February 1944 saw the official adoption of a ventral turret for the Halifax, a Preston-Green mounting carrying one .5in Browning machine gun in a dome shaped turret. This was a much more streamlined design than the retractable “dustbin” turrets used earlier in the war, but it could only be carried at the cost of the H2S navigational radar, which was carried in roughly the same place on the aircraft.
The Mk III retained the same 13,000lb bomb load as the Mk I and II, split between four small bomb bays in the wings and the main fuselage bay. The final two wing bomb bays were used to contain extra fuel. If required the main bomb bay could carry an extra 702 gallons of fuel, for a total of 2,688 gallons, although that would result in a dramatic decrease in bomb load.
In total 2,127 Mk IIIs of all types were built, and the type remained in use as a front line bomber for the rest of the war.

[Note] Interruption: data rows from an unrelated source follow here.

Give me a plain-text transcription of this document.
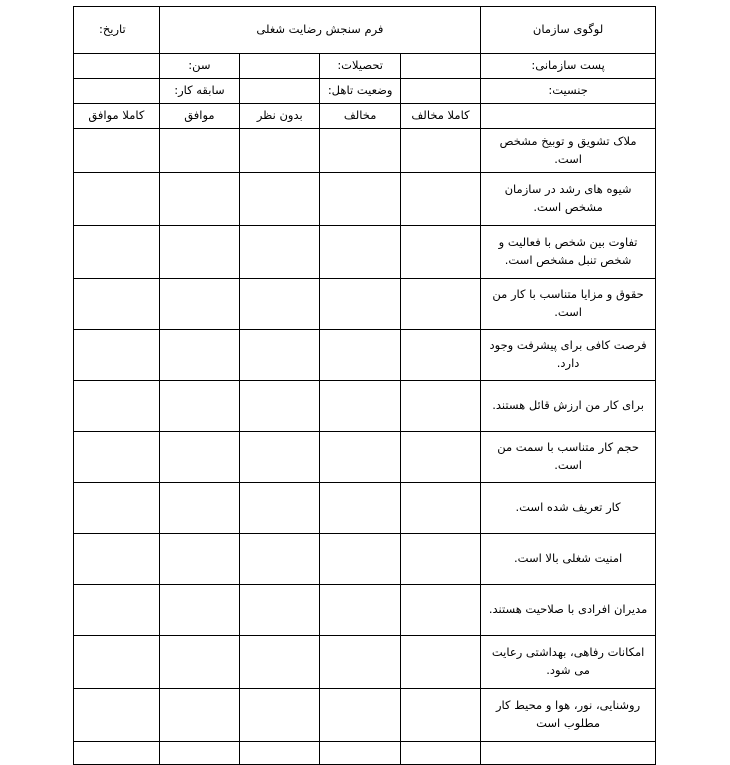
لوگوی سازمان	فرم سنجش رضایت شغلی				تاریخ:
پست سازمانی:		تحصیلات:		سن:	
جنسیت:		وضعیت تاهل:		سابقه کار:	
	کاملا مخالف	مخالف	بدون نظر	موافق	کاملا موافق
ملاک تشویق و توبیخ مشخص است.					
شیوه های رشد در سازمان مشخص است.					
تفاوت بین شخص با فعالیت و شخص تنبل مشخص است.					
حقوق و مزایا متناسب با کار من است.					
فرصت کافی برای پیشرفت وجود دارد.					
برای کار من ارزش قائل هستند.					
حجم کار متناسب با سمت من است.					
کار تعریف شده است.					
امنیت شغلی بالا است.					
مدیران افرادی با صلاحیت هستند.					
امکانات رفاهی، بهداشتی رعایت می شود.					
روشنایی، نور، هوا و محیط کار مطلوب است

It was joined by even more powerful Mk VIIs and Mk VIs, but not replaced.
GR Mk III/IIIA
Coastal Command received a small number of Mk IIIs in December 1944, equipping two squadrons with the type before the end of the war (Nos. 502 and 58). The GR Mk III was used to attack enemy shipping. The GR Mk III was little different from the standard bomber, while the Mk IIIa had more specific maritime equipment.
Met Mk III
Five Meteorological squadrons converted to the Mk III during 1945. No. 517 was first, in February, followed by No. 518 in March, No. 520 in April, No. 519 in August and No. 521 in December. The majority of the Meteorological squadrons were disbanded during 1946. The Met Mk III was modified to carry a Met officer and specialised weather monitoring equipment. The Met Mk III was a significant improvement on the Met Mk V, which had suffered from some serious mechanical problems, limiting its range.
A Mk III
The A Mk III entered squadron service with No. 38 Group between D-Day and the attack on Arnhem. This variant was used to tow both Horsa and Hamilcar gliders and drop paratroopers. Thirty B Mk IIIs were converted to this variant, a process that involved removing the dorsal turret, fitting glider towing equipment and adding a paratroop dropping hatch under the aircraft.
C Mk III
The C Mk III was the first cargo conversion of the Halifax. Most military equipment, including the front gun, dorsal turret and the guns from the rear turret were removed. Equipment was fitted inside the fuselage to allow the C Mk III to carry nine stretchers or eight passenger seats. The type entered service with No. 246 Squadron in December 1944.